Since then, Catholic priests were only periodically dispatched to Cizhong for special occasions such as Christmas and Easter, Fang said.
Sunday's service was to be Yao's first in Cizhong church, built in 1910, nearly 50 years after Catholicism was introduced to the region by French and Swiss missionaries.
However, following the deadly March 14 riots in Lhasa, police from Diqing Tibetan prefecture, in the northwest of Yunnan province, told church officials to restrict Easter services to fewer than 100 people.
They did not say why, but it came rights on the heels of the worst violence to hit Tibet in nearly 20 years.
China said 18 innocent civilians and one police officer were killed in March 14 rioting in the Tibetan capital, Lhasa.
Tibet's government-in-exile in the Indian hill town of Dharamshala has put the toll from a week of unrest across the Himalayan region and neighbouring provinces at 99.
"We are only expecting about 80 followers from (Cizhong) village to attend Easter services as the worshippers from other villages will not be allowed to come," Yao told AFP on Good Friday.
Sitting at 2,000 meters (6,600 feet) above sea-level along the Lancang river -- better known as the Mekong -- Cizhong is only 120 kilometers (75 miles) from the border of China's Tibetan Autonomous Region.
Yao said the Catholic Church here faces similar difficulties in developing and expanding in China as the Buddhist faith, adding he hoped to work with local Buddhists in Diqing to better help religion serve society.
The communist government administers both the Catholic and Buddhist faiths in China, and in similar fashions, Beijing refuses to deal directly with both the Vatican and the Tibetan exiled leader, the Dalai Lama, he said.
At the same time, the communist government has acknowledged that following 20 years of booming economic growth, material wealth alone cannot fulfil the spiritual needs of the Chinese people, Yao said.
"Democracy and religion are both important to solving the problems of society. Everyone recognizes this," he said.
"If social problems cannot be resolved through democracy and religion, then chaos will rule in society."
Educated at the Catholic seminary in Beijing, Yao is originally from northern China's Inner Mongolia region and has previously worked for China's Catholic Church in the southeast province of Fujian.

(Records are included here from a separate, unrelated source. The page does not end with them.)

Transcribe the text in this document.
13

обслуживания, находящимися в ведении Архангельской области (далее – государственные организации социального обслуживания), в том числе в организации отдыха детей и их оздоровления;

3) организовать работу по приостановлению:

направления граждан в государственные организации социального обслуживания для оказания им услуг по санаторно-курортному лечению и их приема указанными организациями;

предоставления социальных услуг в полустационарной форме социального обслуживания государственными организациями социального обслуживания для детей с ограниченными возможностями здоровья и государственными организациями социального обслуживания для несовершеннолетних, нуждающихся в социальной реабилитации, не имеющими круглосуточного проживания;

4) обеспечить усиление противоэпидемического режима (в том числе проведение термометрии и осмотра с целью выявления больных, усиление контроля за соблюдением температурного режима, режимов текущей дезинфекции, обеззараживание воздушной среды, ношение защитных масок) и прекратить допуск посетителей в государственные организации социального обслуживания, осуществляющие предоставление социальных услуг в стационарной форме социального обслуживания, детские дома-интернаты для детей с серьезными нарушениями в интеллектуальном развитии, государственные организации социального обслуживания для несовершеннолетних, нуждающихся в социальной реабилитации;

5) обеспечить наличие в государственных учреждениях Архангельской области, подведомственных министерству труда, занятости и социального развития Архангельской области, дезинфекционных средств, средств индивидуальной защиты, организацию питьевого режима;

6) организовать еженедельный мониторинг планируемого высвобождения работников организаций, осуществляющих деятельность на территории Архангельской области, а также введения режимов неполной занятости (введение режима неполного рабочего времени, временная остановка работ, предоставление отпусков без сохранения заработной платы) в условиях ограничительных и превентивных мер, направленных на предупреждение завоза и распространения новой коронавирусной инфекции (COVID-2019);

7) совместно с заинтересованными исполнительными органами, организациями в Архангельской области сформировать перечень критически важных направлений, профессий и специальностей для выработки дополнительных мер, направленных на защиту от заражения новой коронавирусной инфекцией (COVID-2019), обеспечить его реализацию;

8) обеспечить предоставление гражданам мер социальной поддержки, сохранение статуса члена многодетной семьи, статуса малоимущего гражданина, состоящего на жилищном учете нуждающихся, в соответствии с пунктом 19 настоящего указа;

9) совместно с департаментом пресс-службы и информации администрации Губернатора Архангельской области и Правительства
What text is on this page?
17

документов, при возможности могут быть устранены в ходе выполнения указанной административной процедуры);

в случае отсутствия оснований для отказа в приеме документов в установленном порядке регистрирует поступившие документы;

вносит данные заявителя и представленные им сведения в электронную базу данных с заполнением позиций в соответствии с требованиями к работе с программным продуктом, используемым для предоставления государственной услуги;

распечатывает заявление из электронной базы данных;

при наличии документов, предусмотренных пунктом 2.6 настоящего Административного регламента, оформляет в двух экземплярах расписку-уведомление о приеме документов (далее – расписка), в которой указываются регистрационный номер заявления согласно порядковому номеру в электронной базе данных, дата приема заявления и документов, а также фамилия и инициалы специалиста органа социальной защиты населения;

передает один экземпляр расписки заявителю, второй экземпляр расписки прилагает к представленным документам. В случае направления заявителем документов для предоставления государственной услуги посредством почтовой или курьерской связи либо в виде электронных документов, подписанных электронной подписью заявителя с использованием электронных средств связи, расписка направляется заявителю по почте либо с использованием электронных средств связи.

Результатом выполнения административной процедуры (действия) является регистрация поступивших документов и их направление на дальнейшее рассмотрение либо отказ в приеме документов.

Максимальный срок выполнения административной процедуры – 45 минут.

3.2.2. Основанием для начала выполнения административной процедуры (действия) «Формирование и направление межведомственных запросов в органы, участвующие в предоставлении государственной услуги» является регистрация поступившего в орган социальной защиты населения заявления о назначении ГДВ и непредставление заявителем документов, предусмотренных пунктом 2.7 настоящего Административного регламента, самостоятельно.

In Cizhong, he hopes to cooperate with the 80-year-old Francis and the other Tibetan families that have been Catholic for generations to help spread the religious faith to others in this rural and sparsely populated region.
"My father worked at this church with Father Andre who came here from France in the 1920s," Francis said.
"There have been six priests at this church and all have eaten bitterness to come here to teach us the love and the benevolence of the Lord. We are happy to have Father Yao, the first priest to come to Cizhong from China."